This recipe is a continuation on my obsession with pappardelle pasta. The sauce coats the ribbons of pasta perfectly. I can’t get over how good it is.
My family has always loved eating Italian sausages with sauteéd peppers and onions on a bun. I would say we had it at least once a week growing up. This recipe is kind of my take on our popular family recipe, but in pasta form.
I also added red wine..adds a great depth of flavor to this classic combo of flavors.
Prep time: 20 min
Cook Time: 30 min
-9 oz. pappardelle pasta (1 package)
-2 bell peppers, thinly sliced
-1 large yellow onion, thinly sliced
-3 cloves garlic, chopped
-1/2 tsp. dried basil
-1/2 tsp. dried thyme
-pinch of red pepper flake
-1 c. red wine (I used a red blend, but anything will work here)
-1 1/2 lbs. sweet Italian sausage
-2 c. white button mushrooms, sliced
-2 c. crimini mushrooms, sliced
-2 T. balsamic vinegar
-1/2 c. grated parmesan cheese
-1/4 c. fresh basil, chopped
-salt and pepper
Bring a large pot of water to boil for pasta and cook according to package directions or desired doneness. Begin by sautéing peppers, onions, and garlic in 2 T. olive oil over medium high heat. Season with salt and pepper, as well as dried basil, thyme, and red pepper flakes, and cook for 10 minutes or so until golden and caramelized. Add wine to pan and reduce, cooking for an additional 3-4 minutes. Set aside.
Using the same pan, heat another 2 T. olive oil over medium/high heat and sauté mushrooms for 5-6 minutes until caramelized and golden. Add balsamic vinegar, and cook for an additional 1-2 minutes until some of the vinegar has evaporated. Season with salt and pepper. Set aside.

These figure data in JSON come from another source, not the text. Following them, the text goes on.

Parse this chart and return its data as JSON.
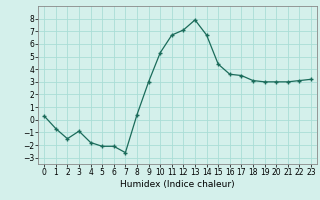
{
  "x": [
    0,
    1,
    2,
    3,
    4,
    5,
    6,
    7,
    8,
    9,
    10,
    11,
    12,
    13,
    14,
    15,
    16,
    17,
    18,
    19,
    20,
    21,
    22,
    23
  ],
  "y": [
    0.3,
    -0.7,
    -1.5,
    -0.9,
    -1.8,
    -2.1,
    -2.1,
    -2.6,
    0.4,
    3.0,
    5.3,
    6.7,
    7.1,
    7.9,
    6.7,
    4.4,
    3.6,
    3.5,
    3.1,
    3.0,
    3.0,
    3.0,
    3.1,
    3.2
  ],
  "xlabel": "Humidex (Indice chaleur)",
  "ylim": [
    -3.5,
    9.0
  ],
  "xlim": [
    -0.5,
    23.5
  ],
  "yticks": [
    -3,
    -2,
    -1,
    0,
    1,
    2,
    3,
    4,
    5,
    6,
    7,
    8
  ],
  "xticks": [
    0,
    1,
    2,
    3,
    4,
    5,
    6,
    7,
    8,
    9,
    10,
    11,
    12,
    13,
    14,
    15,
    16,
    17,
    18,
    19,
    20,
    21,
    22,
    23
  ],
  "line_color": "#1a6b5a",
  "marker_color": "#1a6b5a",
  "bg_color": "#d4f0eb",
  "grid_color": "#aaddd6",
  "xlabel_fontsize": 6.5,
  "tick_fontsize": 5.5
}
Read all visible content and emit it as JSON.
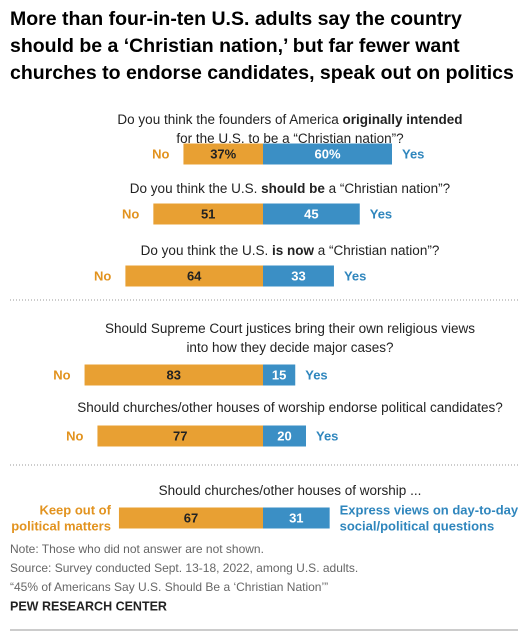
{
  "chart_data": {
    "type": "diverging_bar",
    "title": "More than four-in-ten U.S. adults say the country should be a ‘Christian nation,’ but far fewer want churches to endorse candidates, speak out on politics",
    "colors": [
      "#e8a033",
      "#3b8fc5"
    ],
    "label_colors": [
      "#e2931f",
      "#2f86bd"
    ],
    "sections": [
      {
        "rows": [
          {
            "question": [
              [
                {
                  "text": "Do you think the founders of America ",
                  "bold": false
                },
                {
                  "text": "originally intended",
                  "bold": true
                }
              ],
              [
                {
                  "text": "for the U.S. to be a “Christian nation”?",
                  "bold": false
                }
              ]
            ],
            "labels": [
              [
                "No"
              ],
              [
                "Yes"
              ]
            ],
            "values": [
              37,
              60
            ],
            "value_labels": [
              "37%",
              "60%"
            ]
          },
          {
            "question": [
              [
                {
                  "text": "Do you think the U.S. ",
                  "bold": false
                },
                {
                  "text": "should be",
                  "bold": true
                },
                {
                  "text": " a “Christian nation”?",
                  "bold": false
                }
              ]
            ],
            "labels": [
              [
                "No"
              ],
              [
                "Yes"
              ]
            ],
            "values": [
              51,
              45
            ]
          },
          {
            "question": [
              [
                {
                  "text": "Do you think the U.S. ",
                  "bold": false
                },
                {
                  "text": "is now",
                  "bold": true
                },
                {
                  "text": " a “Christian nation”?",
                  "bold": false
                }
              ]
            ],
            "labels": [
              [
                "No"
              ],
              [
                "Yes"
              ]
            ],
            "values": [
              64,
              33
            ]
          }
        ]
      },
      {
        "rows": [
          {
            "question": [
              [
                {
                  "text": "Should Supreme Court justices bring their own religious views",
                  "bold": false
                }
              ],
              [
                {
                  "text": "into how they decide major cases?",
                  "bold": false
                }
              ]
            ],
            "labels": [
              [
                "No"
              ],
              [
                "Yes"
              ]
            ],
            "values": [
              83,
              15
            ]
          },
          {
            "question": [
              [
                {
                  "text": "Should churches/other houses of worship endorse political candidates?",
                  "bold": false
                }
              ]
            ],
            "labels": [
              [
                "No"
              ],
              [
                "Yes"
              ]
            ],
            "values": [
              77,
              20
            ]
          }
        ]
      },
      {
        "rows": [
          {
            "question": [
              [
                {
                  "text": "Should churches/other houses of worship ...",
                  "bold": false
                }
              ]
            ],
            "labels": [
              [
                "Keep out of",
                "political matters"
              ],
              [
                "Express views on day-to-day",
                "social/political questions"
              ]
            ],
            "values": [
              67,
              31
            ]
          }
        ]
      }
    ],
    "notes": [
      "Note: Those who did not answer are not shown.",
      "Source: Survey conducted Sept. 13-18, 2022, among U.S. adults.",
      "“45% of Americans Say U.S. Should Be a ‘Christian Nation’”"
    ],
    "source": "PEW RESEARCH CENTER"
  }
}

Next, remove sausage from casings, and sauté in same pan for 6-7 minutes, until browned, breaking up with a spatula into small pieces. Set aside.
Place pasta back in the large pot, or a large serving bowl, drizzle with 2 T. olive oil, and add caramelized onions and peppers, mushrooms, sausage, parmesan cheese, and chopped fresh basil. Toss to combine, and garnish with additional chopped herbs and parmesan cheese, if desired. Serve and enjoy!
Carol made this recipe last night at our “Gals DVD Get-together” and it was a terrific all in one meal with a green side salad. The egg-y noodles were the perfect vehicle for the savory wine sauce with a distinct pepper and onion and mushroom flavor. I think it has potential as a great vegetarian dish by increasing the amount of meaty mushrooms in place of the sausage…though the sweet sausage is what leaves you with a satisfied feeling. The sausage Carol added seemed to me to have a hint of sage which I’m not sure was from the chicken sausage or pork sausage which she combined. I tried to get the name of the brand of sausages from Carol, but she remained vague.
Molly this reminds me a little of a Rachel Ray recipe you made when you were in middle or high school that it called for kale, pasta, sausage and whole cranberry sauce. Do you remember it?
You’re cookin’ girl!
Jan, great idea to make this a vegetarian dish! And yes I remember the cranberry kale pasta..love it! I haven’t made that in years but we used to eat it all the time..I might just have to make that again now that you remind me.
Jan, the sweet Italian styles chicken sausages were by Al Fresco. I must have been too distracted at the time to check in my fridge where I had another package. I put half chicken and half pork which helped to cut the amount of fat.
This was delicious too!!!! I loved all the flavors coming together! Can’t wait to read what you make next!!
Mom and I made this again too! Very good.